Step 2: Key Formula or Approach
For a given value of the azimuthal quantum number \(l\), the magnetic quantum number \(m_l\) can take any integer value from \(-l\) to \(+l\), including 0.
\[ m_l \in \{-l, -l+1, \dots, 0, \dots, l-1, l\} \]
To find the total number of possible values, we need to count the number of integers in this range.
Step 3: Detailed Explanation
The range of integer values for \(m_l\) is from \(-l\) to \(+l\). We can count the total number of values as follows:
- There are \(l\) positive values (from 1, 2, ..., up to \(l\)).
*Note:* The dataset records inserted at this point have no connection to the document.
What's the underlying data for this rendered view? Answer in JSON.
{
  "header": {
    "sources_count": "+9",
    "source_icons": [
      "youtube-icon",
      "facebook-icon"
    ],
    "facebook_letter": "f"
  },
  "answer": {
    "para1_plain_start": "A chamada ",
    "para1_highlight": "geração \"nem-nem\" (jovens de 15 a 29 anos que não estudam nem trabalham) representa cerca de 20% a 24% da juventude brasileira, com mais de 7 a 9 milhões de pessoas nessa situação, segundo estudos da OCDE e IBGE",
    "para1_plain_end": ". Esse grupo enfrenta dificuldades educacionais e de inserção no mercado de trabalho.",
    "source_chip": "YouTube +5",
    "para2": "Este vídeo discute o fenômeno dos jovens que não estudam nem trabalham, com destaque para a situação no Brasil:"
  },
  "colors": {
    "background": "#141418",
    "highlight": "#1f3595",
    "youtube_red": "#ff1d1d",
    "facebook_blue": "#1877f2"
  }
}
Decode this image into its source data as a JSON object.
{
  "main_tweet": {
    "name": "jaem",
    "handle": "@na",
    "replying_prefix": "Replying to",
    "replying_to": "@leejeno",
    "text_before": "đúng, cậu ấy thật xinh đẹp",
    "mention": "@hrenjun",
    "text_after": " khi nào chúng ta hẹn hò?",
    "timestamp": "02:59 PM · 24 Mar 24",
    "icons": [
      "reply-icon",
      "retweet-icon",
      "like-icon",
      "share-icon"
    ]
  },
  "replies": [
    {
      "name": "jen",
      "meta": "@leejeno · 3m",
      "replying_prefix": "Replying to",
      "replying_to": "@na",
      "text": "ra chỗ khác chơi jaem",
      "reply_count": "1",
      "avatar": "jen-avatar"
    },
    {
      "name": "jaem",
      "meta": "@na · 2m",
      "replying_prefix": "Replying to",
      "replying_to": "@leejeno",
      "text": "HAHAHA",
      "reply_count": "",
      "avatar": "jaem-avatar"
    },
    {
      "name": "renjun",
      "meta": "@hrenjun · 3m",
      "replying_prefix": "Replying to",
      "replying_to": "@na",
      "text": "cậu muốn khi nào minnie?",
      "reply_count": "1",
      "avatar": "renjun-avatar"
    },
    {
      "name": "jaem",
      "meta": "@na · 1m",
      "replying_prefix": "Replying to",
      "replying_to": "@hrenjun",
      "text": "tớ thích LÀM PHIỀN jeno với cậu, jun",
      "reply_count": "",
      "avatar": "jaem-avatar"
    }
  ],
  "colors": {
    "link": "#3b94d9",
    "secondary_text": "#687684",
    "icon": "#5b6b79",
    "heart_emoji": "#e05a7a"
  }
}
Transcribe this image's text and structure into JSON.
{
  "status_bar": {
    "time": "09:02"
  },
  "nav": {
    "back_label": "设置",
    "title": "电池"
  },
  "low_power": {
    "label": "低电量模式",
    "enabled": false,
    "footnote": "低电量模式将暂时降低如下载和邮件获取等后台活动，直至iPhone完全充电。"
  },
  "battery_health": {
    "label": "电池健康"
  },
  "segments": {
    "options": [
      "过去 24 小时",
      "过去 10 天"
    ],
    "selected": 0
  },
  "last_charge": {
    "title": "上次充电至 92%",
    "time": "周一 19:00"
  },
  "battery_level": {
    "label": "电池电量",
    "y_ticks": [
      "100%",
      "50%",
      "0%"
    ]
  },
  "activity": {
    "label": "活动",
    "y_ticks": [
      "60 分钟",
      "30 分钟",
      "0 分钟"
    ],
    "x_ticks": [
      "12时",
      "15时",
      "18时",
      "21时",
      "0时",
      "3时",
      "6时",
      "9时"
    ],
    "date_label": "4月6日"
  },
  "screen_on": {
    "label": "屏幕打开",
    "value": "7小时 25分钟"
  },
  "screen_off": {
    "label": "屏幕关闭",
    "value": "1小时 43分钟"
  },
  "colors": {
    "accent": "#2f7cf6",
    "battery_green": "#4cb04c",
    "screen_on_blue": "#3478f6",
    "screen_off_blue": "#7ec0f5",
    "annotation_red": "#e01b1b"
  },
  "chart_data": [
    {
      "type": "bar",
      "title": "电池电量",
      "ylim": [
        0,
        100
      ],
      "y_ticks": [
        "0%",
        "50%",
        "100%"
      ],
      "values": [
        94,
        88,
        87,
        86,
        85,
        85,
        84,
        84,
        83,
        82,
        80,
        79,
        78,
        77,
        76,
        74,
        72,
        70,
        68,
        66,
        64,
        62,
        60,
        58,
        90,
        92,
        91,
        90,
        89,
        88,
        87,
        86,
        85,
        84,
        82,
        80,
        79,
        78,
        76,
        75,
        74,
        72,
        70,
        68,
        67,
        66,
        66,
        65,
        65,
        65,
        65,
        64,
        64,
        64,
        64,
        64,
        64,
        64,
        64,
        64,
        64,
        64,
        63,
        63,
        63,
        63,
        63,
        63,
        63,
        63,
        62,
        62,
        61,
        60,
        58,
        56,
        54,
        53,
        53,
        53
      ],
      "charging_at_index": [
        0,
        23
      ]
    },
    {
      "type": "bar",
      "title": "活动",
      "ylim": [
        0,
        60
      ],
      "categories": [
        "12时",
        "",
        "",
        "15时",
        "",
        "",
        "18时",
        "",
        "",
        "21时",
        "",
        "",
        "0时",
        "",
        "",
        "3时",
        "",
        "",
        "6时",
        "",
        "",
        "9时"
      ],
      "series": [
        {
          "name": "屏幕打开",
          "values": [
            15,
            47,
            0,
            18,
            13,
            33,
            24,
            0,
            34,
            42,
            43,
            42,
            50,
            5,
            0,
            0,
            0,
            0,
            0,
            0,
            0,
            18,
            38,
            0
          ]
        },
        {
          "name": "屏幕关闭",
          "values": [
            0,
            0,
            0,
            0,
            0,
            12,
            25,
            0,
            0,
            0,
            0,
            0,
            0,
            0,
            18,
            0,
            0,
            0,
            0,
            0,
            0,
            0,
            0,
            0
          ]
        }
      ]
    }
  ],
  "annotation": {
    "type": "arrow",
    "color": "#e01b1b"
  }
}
- There is one value for zero (0).
- There are \(l\) negative values (from -1, -2, ..., down to \(-l\)).
Summing these up gives the total number of possible values:
\[ \text{Total values} = l + 1 + l = 2l + 1 \]
This number corresponds to the number of orbitals within that sub-shell. For instance:
- For an s-subshell (\(l=0\)), the number of orbitals is \(2(0)+1 = 1\). (\(m_l = 0\))
- For a p-subshell (\(l=1\)), the number of orbitals is \(2(1)+1 = 3\). (\(m_l = -1, 0, +1\))
- For a d-subshell (\(l=2\)), the number of orbitals is \(2(2)+1 = 5\). (\(m_l = -2, -1, 0, +1, +2\))
Step 4: Final Answer
The number of possible values for the magnetic quantum number \(m_l\) is \((2l+1)\).